I lead Straight Up today as the FA'ists intended, and finished on the anchor bolts and lowered. I intend to go back and lead the line straight to the roof, then finish on Roof's anchors. I'm not trying to make an advocate statement with my observations either to pull or leave them at this time. I reserve any judgement.
Some thoughts:
-I don't harbor ill will toward Matt or Greg. In fact, they are both nice guys when I have talked to them in the gym, and in Greg's case I've climbed with him and talked to him offthread.
-The climbing moves that are protected by the lead bolts are good moves with reaches between good edges.
-The route is only over a "Climber Access" trail, not the NPS designated "High Peaks" trail. Hikers only inadvertently go that way if they are lost. There is a warning placard indicating a danger of falling rock on the sign post.
-The anchor bolts are in fact placed in the middle of the traverse for an existing line called "Roof." "Roof" is rated 5.10a in the 2007 guide.
-Placing bolts on an existing line is retrobolting. Retrobolting, when done without the consent of the FA party, if one of them is still alive, is not consistent with the tradition of deferring to the FA party on where protection should be placed where the original route was done ground up. Pinnacles is such an area where there is a great deal of respect for those that have gone before.
-The anchor bolts are in fact bolted next to what is otherwise a protectable crack.
-"Roof" has chains at the end of the traverse. "Roof" continues to the top of the formation.

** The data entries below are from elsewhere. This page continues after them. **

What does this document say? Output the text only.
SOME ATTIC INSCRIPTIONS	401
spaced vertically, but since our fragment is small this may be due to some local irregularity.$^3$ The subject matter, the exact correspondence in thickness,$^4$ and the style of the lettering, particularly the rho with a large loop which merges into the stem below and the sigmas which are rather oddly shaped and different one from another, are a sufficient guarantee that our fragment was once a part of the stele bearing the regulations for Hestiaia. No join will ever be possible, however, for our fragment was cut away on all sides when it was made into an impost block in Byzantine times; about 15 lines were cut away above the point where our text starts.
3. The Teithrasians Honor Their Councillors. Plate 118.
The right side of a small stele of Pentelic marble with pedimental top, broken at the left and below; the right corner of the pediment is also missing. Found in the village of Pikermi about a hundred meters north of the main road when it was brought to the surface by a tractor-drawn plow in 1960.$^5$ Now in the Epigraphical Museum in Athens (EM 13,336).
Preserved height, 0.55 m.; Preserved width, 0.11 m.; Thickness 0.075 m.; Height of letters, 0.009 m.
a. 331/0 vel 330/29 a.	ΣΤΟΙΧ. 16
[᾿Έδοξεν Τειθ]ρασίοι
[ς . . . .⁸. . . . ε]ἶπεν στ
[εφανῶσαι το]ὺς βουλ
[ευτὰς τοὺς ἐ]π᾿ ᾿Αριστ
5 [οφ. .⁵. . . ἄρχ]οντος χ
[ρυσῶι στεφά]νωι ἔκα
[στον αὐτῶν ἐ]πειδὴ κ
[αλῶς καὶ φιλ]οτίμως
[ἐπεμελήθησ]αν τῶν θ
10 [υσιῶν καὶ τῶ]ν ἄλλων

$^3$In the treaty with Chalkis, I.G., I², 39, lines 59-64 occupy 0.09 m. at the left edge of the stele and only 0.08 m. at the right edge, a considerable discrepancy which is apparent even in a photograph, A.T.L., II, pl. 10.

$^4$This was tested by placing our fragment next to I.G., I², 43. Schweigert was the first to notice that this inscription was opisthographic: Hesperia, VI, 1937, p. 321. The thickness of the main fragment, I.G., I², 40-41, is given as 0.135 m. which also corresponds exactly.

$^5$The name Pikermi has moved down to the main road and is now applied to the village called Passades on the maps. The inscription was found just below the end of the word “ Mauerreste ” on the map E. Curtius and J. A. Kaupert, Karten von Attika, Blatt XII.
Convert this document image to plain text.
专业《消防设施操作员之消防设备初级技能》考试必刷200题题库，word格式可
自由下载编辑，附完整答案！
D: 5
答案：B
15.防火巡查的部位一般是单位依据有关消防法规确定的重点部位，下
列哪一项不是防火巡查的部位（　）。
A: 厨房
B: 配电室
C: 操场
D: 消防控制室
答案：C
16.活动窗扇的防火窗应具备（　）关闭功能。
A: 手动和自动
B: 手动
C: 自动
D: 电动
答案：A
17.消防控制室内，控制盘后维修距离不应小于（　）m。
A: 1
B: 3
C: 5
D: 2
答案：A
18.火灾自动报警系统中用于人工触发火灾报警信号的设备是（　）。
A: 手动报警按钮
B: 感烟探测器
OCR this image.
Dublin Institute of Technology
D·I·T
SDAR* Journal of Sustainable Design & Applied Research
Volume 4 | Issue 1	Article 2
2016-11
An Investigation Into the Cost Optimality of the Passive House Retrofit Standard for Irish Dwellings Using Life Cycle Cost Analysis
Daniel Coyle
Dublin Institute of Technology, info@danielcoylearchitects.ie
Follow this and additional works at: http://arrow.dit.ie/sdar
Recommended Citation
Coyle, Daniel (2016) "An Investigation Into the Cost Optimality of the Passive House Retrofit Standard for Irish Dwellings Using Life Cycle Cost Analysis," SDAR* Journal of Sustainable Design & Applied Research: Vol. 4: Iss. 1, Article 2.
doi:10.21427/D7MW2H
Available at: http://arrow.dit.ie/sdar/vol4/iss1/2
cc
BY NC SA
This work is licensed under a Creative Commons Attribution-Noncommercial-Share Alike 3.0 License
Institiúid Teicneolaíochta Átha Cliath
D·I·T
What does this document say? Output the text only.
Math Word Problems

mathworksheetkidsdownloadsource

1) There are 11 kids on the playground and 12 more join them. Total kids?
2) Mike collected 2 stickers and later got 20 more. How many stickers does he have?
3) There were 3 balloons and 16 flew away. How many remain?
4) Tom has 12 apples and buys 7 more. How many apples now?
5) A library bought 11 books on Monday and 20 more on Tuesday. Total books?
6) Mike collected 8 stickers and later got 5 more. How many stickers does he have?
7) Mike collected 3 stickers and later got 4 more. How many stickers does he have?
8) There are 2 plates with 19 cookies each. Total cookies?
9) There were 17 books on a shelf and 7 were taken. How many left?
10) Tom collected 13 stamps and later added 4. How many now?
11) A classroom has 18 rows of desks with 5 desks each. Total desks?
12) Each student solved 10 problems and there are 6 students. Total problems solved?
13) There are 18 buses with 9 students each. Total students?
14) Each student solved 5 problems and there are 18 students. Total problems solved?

-The old pitons appeared to be unreliable. One exhibiting some cracking. I did not bounce test either of them.
-The lead bolts on Straight Up are placed well in what appears to be solid holes.
-The opening moves up to the first baby roof are loose.
-The flake that the person is yarding on in the pic is hollow and fractured. Gear behind that flake is not advised. I lead directly to the first bolt without supplemental gear.
-The lead climbing moves after the second lead bolt, felt to me, like it naturally ascends up directly under the anchor bolts (i.e. the natural weakness). Going right from the second lead bolt seemed insecure due to a flake that is fractured all along the backside and the holds being fewer and further between. If the flake holds, the moves are do-able that way as well, but perhaps at a more difficult rating than 5.8.
-Connecting Straight Up to finish on Roof is do-able. The stance where you clip the anchor bolts is not so far from the traverse crack that you can't place gear.